Voici plus d’un mois que les discussions entre les sud-africains d’Allegiance capital et les autorités congolaises, notamment Denis Christel Sassou Nguesso, ministre de la Coopération Internationale, chargé du Partenariat public-privé, butent sur le portrait robot du nouveau directeur général de la compagnie nationale Ecair. Devenus actionnaires, selon nos sources, à hauteur de 52% contre 48% pour l’État congolais et son démembrement Port Autonome de Pointe-Noire, les sud africains voudraient tout de suite écourter le contrat de Fatima Beyina-Moussa.

Seulement, la directrice générale d’Écair n’est pas n’importe qui.
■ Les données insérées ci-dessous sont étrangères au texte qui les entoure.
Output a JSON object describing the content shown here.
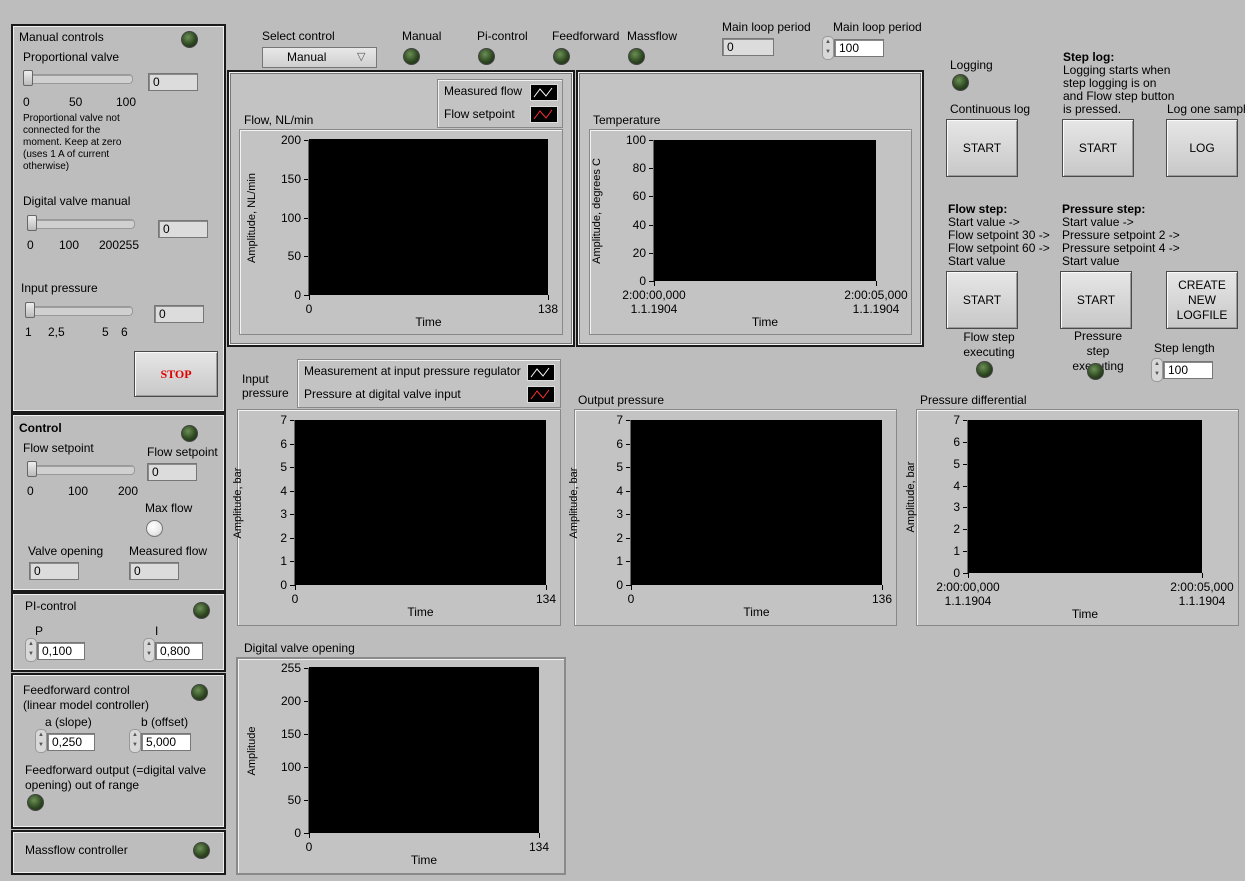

Elle est quand même la fille éponyme du puissant secrétaire général du Parti Congolais du Travail. Brazzaville aurait proposé à son partenaire sud-africain un maintien momentané en poste de Beyina-Moussa, le temps qu’elle relance la compagnie.

Le fonds d’investissement Allegiance Capital, qui, selon nos sources, n’est pas nanti d’une expertise avérée en matière d’aviation civile, voudrait plutôt confier le pilotage de la compagnie à un congolais ou africain francophone de son choix…

Ecair, apprend-t-on, est appelé, dans un premier temps, à desservir les lignes nationales et quelques escales jugées rentables dans la sous-région Cemac, avant de mettre à nouveau le cap sur Paris et Dubaï. Avec quels appareils? Des opérations de leasing, avec option d’achat, seraient dans les tuyaux. De discrètes négociations seraient également entreprises par les missi dominici du gouvernement pour tenter de bénéficier d’une période de grâce accordée par des créanciers( banques, assureurs, Asecna, dettes locatives dues aux propriétaires des immobilisations des pays de représentation, fisc et autres des pays dans lesquels la compagnie était présente).

Au regard du poids de la dette de la compagnie, des experts en matière de gestion de compagnie aérienne estiment tout simplement que Brazzaville aurait mieux fait de déclarer la faillite de sa compagnie, afin d’en créer une nouvelle sous les cendres de l’ancienne. Ce qui la mettrait à l’abri des créanciers et, aussi, de la reconduction de certains cadres qui ont honte de sortir par la petite porte.